There was a lack of stimulation for people using the service. Very few activities were observed with none being seen to take place on Poppy Lodge. People were observed to sit for long periods with little or no interaction. Care duties were performed in a routine like manner that benefitted the staff as opposed to meeting the individual needs of the person.

Although we saw instances of caring interactions between staff and people using the service, we saw occasions where people were not respected and did not have their dignity maintained. We observed that staff at times did not speak to people or offer reassurance when they were providing support. A care worker audibly disclosed personal information about a person at the home in front of them and other people.

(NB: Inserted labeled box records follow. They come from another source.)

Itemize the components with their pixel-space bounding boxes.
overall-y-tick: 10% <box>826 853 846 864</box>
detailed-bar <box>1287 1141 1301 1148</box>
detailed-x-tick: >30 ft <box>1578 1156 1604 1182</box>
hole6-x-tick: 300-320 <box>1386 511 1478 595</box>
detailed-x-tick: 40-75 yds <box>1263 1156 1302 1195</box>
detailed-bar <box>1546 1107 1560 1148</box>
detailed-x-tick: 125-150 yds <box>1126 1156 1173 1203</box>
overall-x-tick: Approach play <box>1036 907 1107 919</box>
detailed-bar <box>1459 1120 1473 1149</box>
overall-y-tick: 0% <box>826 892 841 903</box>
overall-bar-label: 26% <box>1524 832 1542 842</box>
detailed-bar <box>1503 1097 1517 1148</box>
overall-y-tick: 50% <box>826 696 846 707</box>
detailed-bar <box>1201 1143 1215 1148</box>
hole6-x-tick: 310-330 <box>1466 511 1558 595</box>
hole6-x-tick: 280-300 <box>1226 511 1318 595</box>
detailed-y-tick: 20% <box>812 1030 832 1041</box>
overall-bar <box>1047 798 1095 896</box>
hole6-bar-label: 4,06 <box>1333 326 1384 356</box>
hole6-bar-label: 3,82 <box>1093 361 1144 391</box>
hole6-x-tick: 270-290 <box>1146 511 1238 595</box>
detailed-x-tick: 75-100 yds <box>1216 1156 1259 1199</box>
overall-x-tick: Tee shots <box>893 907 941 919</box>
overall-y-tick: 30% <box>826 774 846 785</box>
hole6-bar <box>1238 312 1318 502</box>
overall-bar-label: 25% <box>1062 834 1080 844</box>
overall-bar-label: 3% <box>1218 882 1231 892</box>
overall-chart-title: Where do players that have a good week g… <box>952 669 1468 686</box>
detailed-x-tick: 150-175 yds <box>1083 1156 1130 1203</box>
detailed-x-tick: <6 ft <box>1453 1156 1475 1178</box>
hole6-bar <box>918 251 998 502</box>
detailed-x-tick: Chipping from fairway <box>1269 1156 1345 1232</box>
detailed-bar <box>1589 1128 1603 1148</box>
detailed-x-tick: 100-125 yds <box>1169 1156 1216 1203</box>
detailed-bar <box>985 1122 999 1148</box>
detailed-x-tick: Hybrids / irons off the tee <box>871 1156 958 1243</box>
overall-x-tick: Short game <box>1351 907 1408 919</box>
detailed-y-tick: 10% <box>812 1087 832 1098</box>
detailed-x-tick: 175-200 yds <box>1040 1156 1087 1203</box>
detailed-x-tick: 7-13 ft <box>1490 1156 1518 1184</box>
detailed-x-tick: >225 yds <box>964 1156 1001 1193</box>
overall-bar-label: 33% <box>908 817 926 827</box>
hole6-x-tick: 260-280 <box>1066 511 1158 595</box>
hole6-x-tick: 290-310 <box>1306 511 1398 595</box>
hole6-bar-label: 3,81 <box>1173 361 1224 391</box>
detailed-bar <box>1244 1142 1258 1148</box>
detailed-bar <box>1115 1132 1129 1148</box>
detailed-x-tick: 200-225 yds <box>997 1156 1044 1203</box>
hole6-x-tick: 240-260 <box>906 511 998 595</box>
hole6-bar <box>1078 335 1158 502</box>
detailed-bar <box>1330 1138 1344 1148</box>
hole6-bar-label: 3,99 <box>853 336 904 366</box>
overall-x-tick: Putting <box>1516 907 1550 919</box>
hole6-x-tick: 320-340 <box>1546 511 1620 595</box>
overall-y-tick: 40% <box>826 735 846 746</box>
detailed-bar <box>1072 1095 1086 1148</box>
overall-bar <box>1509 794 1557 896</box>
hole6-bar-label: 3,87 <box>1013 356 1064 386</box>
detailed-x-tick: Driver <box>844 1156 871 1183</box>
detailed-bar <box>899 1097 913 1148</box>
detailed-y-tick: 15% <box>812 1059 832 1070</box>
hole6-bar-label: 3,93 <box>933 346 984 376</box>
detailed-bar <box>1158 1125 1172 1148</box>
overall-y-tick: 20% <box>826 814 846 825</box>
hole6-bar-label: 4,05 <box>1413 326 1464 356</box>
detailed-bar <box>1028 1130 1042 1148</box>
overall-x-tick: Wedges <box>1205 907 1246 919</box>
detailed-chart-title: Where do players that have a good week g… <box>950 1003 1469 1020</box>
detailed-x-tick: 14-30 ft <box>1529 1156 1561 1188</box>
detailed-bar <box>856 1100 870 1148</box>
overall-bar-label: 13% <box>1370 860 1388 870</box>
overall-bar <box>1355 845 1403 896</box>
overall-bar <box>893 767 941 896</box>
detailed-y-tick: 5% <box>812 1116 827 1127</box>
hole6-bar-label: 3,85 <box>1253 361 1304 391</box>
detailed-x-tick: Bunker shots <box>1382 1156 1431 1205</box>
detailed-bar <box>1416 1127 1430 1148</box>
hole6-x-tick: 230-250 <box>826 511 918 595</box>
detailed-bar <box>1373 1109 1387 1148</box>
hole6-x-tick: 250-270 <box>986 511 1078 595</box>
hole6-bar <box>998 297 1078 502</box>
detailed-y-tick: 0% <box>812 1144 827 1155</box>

Observations around the home showed that infection control processes were not robust enough to minimise and prevent the risk of spread of infection.

Audits and quality monitoring of the service were not effective and issues identified were not acted upon accordingly. Analysis of incidents was not of a level to identify trends and investigate ways to try to reduce these.

We found ten breaches of the Health and Social Care Act 2008 (Regulated Activities) Regulations 2010. You can see what action we told the provider to take at the back of the full version of the report.

14 October 2013

During a routine inspection

During our inspection we spoke with 14 people who lived at the home and four relatives of people who lived there.

People's views and experiences were taken into account in the way the service was provided and delivered in relation to their care. People told us, 'We have two choices of sandwiches for tea in the week and three on Sunday' and 'If you get fed up of it here [the lounge] then you can just take yourself off to your room.'

Care and treatment was planned and delivered in a way that was intended to ensure people's safety and welfare. People's comments included, 'You can't beat it here, good food and good help when you need it", 'It's home to me' and 'It can never be like your own home, but it's ok.'

People who use the service were protected from the risk of abuse, because the provider had taken reasonable steps to identify the possibility of abuse and prevent abuse from happening. People we spoke with said they felt safe living at the home.

People were cared for by staff who were supported to deliver care and treatment safely and to an appropriate standard.

The provider had an effective system in place to identify, assess and manage risks to the health, safety and welfare of people who use the service and others.

The manager at the time of our inspection was not the registered manager named on this report. We advised the current manager she is required to apply for registered manager status and the previous manager must apply to de-register.

15 October 2012

During a routine inspection

Before people received any care or treatment they were asked for their consent and the provider acted in accordance with their wishes. For example we saw signed consent forms for people requesting a winter flu vaccination.

People experienced care, treatment and support that met their needs and protected their rights. People told us that they were happy with the care they received. One person said "I wouldn't change anything, its lovely here."

People who use the service, staff and visitors were protected against the risks of unsafe or unsuitable premises. The provider carried out regular audits of the premises to ensure that they remained in good condition and fit for purpose.

People were cared for, or supported by, suitably qualified, skilled and experienced staff. Staff were provided with a range of training opportunities to ensure that their skills and knowledge remained up to date and that they understood the needs of people they were supporting.

There was an effective complaints system available.Comments and complaints people made were responded to appropriately. We spoke with five staff who were knowledgeable with the procedure for receiving complaints from people using the service. Staff also knew the process for making a complaint.